Steak is a fantastic choice for this Friday's Cookalong. If we could work out the ratio between good flavour and ease of cooking, a decent sirloin would come out even. It's quick, low maintenance and, if you follow a few simple rules guaranteed to be delicious. By our Cookalong guinea pig Sam Jordison
The trouble is that steak is just as easy to get wrong as it is to get right. That's why I'd advise that if you only have time to watch one of Gordon Ramsay's training videos before Friday night you make it this one. The rules he imparts are clear and straightforward, but if you deviate from them your delicious juicy steak could quickly morph into something with the looks and personality of a dry, hairless hound.

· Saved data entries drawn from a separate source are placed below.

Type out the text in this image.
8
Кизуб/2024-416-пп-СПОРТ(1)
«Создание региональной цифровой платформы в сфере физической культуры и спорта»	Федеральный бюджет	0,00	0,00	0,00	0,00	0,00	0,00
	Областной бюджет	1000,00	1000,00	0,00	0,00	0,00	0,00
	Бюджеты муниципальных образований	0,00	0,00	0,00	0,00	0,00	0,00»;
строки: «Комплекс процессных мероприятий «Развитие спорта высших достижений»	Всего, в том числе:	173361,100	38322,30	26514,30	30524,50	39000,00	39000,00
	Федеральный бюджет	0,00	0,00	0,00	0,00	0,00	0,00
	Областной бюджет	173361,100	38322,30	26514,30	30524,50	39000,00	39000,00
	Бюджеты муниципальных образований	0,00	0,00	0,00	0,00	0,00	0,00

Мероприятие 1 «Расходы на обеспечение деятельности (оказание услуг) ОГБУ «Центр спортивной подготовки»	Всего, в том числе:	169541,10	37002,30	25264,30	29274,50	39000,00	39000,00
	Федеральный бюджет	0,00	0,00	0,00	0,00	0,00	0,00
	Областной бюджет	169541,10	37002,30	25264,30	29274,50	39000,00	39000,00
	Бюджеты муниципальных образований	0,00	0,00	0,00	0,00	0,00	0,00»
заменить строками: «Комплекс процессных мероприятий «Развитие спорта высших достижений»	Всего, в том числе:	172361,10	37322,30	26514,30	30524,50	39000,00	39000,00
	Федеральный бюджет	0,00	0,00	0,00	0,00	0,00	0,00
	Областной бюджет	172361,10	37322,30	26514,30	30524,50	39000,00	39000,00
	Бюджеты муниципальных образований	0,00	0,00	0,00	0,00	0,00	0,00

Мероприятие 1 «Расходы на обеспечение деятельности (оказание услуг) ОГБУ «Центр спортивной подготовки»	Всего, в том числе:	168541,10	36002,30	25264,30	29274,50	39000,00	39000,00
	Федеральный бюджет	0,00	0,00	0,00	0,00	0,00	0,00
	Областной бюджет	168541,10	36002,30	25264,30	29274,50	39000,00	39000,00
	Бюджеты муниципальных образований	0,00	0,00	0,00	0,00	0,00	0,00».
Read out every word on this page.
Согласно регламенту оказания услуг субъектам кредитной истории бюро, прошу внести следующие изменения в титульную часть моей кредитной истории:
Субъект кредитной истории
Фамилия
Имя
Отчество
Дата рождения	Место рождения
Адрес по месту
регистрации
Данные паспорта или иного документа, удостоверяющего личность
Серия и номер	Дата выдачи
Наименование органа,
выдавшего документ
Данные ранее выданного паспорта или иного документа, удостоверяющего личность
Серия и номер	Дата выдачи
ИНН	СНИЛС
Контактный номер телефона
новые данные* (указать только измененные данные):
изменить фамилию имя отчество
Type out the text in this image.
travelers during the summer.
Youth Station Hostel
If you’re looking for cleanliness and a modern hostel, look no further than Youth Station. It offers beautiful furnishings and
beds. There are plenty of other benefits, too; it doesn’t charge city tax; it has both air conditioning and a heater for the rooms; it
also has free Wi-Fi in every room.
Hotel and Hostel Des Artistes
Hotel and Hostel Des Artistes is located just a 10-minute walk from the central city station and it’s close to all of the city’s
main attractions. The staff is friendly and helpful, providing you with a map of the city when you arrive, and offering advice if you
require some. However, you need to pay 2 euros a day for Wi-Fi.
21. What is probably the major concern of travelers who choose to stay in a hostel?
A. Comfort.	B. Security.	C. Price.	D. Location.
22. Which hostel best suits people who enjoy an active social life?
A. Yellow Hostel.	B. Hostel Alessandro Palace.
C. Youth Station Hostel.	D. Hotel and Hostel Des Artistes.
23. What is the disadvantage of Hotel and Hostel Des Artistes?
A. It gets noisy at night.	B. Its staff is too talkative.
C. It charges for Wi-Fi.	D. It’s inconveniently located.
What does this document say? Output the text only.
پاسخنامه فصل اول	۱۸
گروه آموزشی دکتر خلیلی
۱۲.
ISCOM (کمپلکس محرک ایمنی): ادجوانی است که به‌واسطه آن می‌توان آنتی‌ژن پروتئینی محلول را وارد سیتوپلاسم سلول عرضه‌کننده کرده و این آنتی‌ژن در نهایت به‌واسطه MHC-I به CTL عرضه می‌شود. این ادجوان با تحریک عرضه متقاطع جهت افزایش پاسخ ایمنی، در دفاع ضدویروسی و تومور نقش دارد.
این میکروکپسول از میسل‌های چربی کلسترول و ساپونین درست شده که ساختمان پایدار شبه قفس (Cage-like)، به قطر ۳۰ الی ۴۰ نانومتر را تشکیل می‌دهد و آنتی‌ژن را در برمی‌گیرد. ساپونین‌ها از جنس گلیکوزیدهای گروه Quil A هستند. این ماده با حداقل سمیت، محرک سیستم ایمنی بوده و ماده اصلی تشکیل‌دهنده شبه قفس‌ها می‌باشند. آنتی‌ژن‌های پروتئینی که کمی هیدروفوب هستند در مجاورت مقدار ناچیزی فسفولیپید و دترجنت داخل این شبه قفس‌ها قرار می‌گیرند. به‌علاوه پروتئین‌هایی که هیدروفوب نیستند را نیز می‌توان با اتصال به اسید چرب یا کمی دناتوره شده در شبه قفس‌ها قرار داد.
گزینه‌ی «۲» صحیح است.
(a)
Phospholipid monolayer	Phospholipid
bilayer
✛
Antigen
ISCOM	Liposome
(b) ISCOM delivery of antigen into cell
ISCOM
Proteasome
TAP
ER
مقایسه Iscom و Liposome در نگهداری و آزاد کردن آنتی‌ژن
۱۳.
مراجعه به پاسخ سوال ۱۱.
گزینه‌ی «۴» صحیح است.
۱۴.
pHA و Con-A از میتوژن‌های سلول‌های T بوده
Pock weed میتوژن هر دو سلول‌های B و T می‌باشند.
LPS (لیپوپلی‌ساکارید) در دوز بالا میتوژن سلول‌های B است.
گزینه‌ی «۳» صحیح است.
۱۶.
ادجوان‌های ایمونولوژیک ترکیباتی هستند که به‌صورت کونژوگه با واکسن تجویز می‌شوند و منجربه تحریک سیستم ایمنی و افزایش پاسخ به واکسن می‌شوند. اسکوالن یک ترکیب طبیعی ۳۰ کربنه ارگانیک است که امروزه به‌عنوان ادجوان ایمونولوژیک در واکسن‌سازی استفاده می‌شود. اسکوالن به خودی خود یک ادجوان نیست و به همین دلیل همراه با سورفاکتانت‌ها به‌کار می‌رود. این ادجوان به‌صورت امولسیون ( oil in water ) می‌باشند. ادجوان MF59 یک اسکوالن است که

Everything Gordon says in the video is gold. In brief:
First allow the steak to warm to room temperature so that it isn't cold in the middle when it starts cooking. Get your pan good and hot. Add a neutral-flavoured oil. Put your steak into the middle of the pan. Two-and-a-half to three minutes each side. Only turn it once! Apply butter. Cook the fat on the side. Take it out and let it rest. Yum, yum, yum.
As you can see from these instructions, cooking a good steak is as much a science as it is an art. It's all about timing, temperature and precise movement (or rather, I should say, resisting the urge to move anything too much). There's a pleasingly nerdy exactitude to the whole process that appeals to the same side of my man mind as the one that enjoys poring over maps, arriving everywhere bang on time and collecting records.
I'm sure I'm not alone in having this masculine yen for cooking steak. I've often observed that guys who would never dream of cooking anything more complex than a bacon sarnie assume they have an instinctual feeling for steaks and start taking over the kitchen whenever they're around.
In fact, it's most fitting that alpha male Gordon Ramsay should be the one who teaches the nation how to make the ideal steak. The macho appeal of steaks is undeniable. Perhaps it's something to do with their rich full-bodied flavour. Perhaps it's because of all the muscle building protein they're supposed to impart. Perhaps some cave-man, hunter-gatherer instinct kicks in at the sight of something so wonderfully fleshy. Perhaps it's a combination of all three or even social conditioning. Anyway, we men are supposed to like steak and I'm not about to buck the trend. I love it.